Gonzalez, 60, lives at a Joliet Housing Authority property at 400 N. Bluff St. She says the limited parking spaces at the property and parking restrictions on nearby streets have caused countless headaches for her and her neighbors.
Gonzalez uses a walker because of her knees and back. She also deals with vertigo and epilepsy, which means she can’t drive herself to her doctor’s appointments. So she relies on friends and family to drive her.
However, to obtain a permit to park in the lot outside her building, she said the housing authority requires her to have a license, which she doesn’t have because she can’t drive. So she has no choice but to park on the street.
She said that despite contacting housing authority officials multiple times, nothing has changed.
“It’s still the same old rigamarole all the time,” Gonzalez said. “We’ve been through this before. Nobody’s doing anything.”
John Chow, the Joliet Housing Authority’s chief of development and operations, said he has heard the concerns of residents such as Gonzalez, and, although his team still was working out the problems, they were planning a town hall meeting with the residents at that Bluff Street property.
Chow said the restrictions on obtaining a parking permit were there to ensure only residents of the building were parking in housing authority lots. He said the multiple housing units there held about 170 residents, but they don’t have enough space to accommodate all of them.
In addition to all that, Chow said the housing authority was inserting a new property manager at that location, so that contributed to a slower process.

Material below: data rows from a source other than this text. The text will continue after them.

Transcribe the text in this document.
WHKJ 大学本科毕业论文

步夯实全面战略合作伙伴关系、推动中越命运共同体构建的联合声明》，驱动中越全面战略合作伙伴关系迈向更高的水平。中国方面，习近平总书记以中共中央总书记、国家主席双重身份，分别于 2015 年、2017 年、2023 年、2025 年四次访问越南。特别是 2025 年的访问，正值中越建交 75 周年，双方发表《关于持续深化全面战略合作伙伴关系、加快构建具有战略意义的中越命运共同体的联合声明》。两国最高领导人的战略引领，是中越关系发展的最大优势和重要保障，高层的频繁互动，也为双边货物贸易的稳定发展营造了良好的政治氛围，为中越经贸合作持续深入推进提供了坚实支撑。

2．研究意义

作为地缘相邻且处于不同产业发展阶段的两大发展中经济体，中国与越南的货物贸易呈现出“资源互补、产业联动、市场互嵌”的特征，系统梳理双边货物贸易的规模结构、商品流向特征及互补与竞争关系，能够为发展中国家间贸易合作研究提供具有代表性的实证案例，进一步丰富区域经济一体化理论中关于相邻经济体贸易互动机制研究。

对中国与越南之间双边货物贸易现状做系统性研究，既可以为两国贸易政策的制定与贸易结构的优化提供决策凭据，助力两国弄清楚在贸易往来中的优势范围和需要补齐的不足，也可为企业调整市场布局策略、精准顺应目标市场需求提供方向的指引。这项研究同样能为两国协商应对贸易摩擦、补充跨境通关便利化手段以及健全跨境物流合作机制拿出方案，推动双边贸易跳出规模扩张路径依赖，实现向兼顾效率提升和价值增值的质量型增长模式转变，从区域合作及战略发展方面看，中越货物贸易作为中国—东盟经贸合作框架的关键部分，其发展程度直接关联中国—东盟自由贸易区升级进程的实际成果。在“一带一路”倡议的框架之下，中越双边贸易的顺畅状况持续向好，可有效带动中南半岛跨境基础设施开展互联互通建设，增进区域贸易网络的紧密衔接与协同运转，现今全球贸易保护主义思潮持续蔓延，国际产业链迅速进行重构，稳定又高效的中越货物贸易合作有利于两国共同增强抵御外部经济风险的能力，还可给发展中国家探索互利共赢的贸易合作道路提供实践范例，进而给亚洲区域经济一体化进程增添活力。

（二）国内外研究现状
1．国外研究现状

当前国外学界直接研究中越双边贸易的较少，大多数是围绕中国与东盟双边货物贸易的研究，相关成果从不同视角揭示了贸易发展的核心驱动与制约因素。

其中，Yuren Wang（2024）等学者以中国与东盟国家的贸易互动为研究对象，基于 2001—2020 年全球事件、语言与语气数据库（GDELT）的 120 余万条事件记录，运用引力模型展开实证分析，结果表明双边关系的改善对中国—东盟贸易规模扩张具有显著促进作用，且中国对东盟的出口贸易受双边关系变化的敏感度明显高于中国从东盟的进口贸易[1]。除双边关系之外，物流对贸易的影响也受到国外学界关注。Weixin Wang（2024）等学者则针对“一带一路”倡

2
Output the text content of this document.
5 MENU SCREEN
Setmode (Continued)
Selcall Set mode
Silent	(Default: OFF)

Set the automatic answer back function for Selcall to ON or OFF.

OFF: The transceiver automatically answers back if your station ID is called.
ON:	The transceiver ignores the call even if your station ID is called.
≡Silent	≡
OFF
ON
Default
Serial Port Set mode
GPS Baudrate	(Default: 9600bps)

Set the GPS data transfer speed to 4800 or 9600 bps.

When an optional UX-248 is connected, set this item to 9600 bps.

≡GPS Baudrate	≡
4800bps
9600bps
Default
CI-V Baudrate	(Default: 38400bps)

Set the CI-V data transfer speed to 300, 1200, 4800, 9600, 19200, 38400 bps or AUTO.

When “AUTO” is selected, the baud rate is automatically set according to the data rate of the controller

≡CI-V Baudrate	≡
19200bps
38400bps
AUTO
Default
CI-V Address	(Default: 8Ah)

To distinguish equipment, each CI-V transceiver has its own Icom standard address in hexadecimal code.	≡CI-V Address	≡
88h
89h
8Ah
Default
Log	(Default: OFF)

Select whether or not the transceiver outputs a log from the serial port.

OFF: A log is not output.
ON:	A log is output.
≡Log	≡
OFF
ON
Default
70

“It won’t happen overnight,” he said. “I’m trying to get this expedited as quickly as I can.”
However, on the streets surrounding her building, Gonzalez said she’s still out of luck because of “No Parking” signs.
“There’s no other parking around here,” Gonzalez said.
Gonzalez said that, to her knowledge, the Joliet Police Department was aware of the situation at the property, so in the past, residents only would get tickets “once in a blue moon” for parking on the street. However, lately she said it’s been different. She said police have given her about five parking tickets in this year alone.
Rosemary Peeples, 63, another resident, also is frustrated. Peeples said she’s received five tickets this year, although she has a handicapped placard that she places visibly in her car.
Gonzalez said she reached out to Joliet City Council member Jan Quillman about this problem and said she will address the council at its meeting Monday. Quillman said Thursday she only had barely begun to inquire to learn more about the situation with police and hadn’t heard back.
Chris Regis, Joliet inspector general, said the increase in tickets possibly could be attributed to a new automated system, which makes it easier for police officers to write tickets. He said that a city program allows for handicapped parking in front of houses on city streets with parking restrictions, although it’s granted on a case-by-case basis.
Even then, Gonzalez said she is worried about more legal trouble because of her inability to pay for the tickets and late fees she’s accumulated so far. She said she’s on a fixed income and hasn’t been able to work for years.
“I’m going to have to pay,” Gonzalez said. “I know I’m in jeopardy right now.”
The Joliet Police Department did not respond to a request for comment.